Et la répartition par grade ?

Les FAC n’ont pas répondu à une demande de La Presse afin de savoir combien il y avait de personnes noires chez les officiers, sous-officiers et militaires de rang. Encore une fois, on s’est limité à nous donner des chiffres sur les minorités visibles, soit 12,6 % des officiers et 9,3 % des militaires de rang s’y identifiant.

PHOTO CAPORAL BRADEN TRUDEAU, FOURNIE PAR LES FORCES ARMÉES CANADIENNES

Un membre de l’équipe de protection du NCSM Montréal en patrouille alors que le navire croise près des côtes espagnoles le 7 février 2022.

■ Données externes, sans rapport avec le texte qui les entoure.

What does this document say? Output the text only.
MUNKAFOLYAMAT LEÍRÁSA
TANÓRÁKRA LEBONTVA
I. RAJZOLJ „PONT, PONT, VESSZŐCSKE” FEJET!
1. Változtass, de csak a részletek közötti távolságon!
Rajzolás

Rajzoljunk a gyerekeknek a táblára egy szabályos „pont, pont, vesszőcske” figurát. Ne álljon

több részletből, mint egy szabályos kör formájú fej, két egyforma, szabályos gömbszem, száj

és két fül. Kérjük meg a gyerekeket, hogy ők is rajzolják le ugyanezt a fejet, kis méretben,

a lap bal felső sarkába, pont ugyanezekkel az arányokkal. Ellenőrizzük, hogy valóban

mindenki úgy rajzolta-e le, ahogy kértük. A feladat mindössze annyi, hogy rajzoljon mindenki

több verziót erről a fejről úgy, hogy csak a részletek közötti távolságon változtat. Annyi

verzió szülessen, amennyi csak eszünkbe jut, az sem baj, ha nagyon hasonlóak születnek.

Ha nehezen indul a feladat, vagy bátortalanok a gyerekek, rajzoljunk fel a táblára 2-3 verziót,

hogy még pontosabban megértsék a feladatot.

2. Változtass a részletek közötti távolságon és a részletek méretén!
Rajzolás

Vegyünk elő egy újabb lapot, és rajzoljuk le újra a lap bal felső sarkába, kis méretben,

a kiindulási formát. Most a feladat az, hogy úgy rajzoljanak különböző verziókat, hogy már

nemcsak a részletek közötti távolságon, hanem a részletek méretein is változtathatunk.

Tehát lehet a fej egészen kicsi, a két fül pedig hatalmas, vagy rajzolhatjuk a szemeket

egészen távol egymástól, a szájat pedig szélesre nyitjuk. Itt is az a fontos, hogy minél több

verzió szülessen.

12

Selon Angelo Dos Santos Soares, professeur au département d’organisation et ressources humaines à l’UQAM, ce type de référence est « trop simple ». « Où sont les personnes noires dans l’armée ? Probablement au bas de l’échelle », croit ce dernier, expert en racisme au travail, mais qui dit ne pas avoir une expertise dans le domaine militaire. « Regardez la haute direction des entreprises québécoises. Il est très rare d’y retrouver des Noirs. Oui, il y a de l’amélioration, mais les changements sont lents. »

Grace Scoppio estime aussi que des données plus précises sur les groupes racisés sont nécessaires. « Les FAC disent qu’il faut se pencher sur l’expérience des personnes noires, mais comment peut-on le faire si on ne sait pas qui elles sont ? dit-elle. Combien de Noirs sont recrutés ? Avancent dans les rangs ? Quittent l’organisation trop tôt ? Portent plainte ? Il faut des chiffres pour répondre aux besoins. »

Des données sur les sous-groupes, réclame l’AFPC

L’Alliance de la fonction publique du Canada (AFPC) presse le gouvernement fédéral de peaufiner la collecte et l’analyse des données concernant les minorités visibles, pour avoir un portrait plus juste des groupes racisés chez ses employés. C’est ce qui ressort d’un sondage réalisé auprès des membres de l’AFPC en 2022, dans le cadre de l’examen de la Loi sur l’équité en matière d’emploi. « Il convient de modifier la loi afin qu’elle prévoie la collecte et l’analyse de données désagrégées pour chacun des groupes d’équité désignés, lit-on dans ce document. Il faudra décomposer chacun des groupes désignés (ex. : Noirs, Asiatiques du Sud, Chinois, Arabes) pour déterminer les obstacles auxquels font face certaines communautés afin de les éliminer. »

Quelles possibilités d’avancement ?

Une des principales préoccupations des personnes afrodescendantes travaillant dans les Forces armées canadiennes est la possibilité d’avancement. Certaines ont l’impression d’être désavantagées face à leurs collègues blancs quand vient le temps d’occuper une nouvelle position ou de monter en grade.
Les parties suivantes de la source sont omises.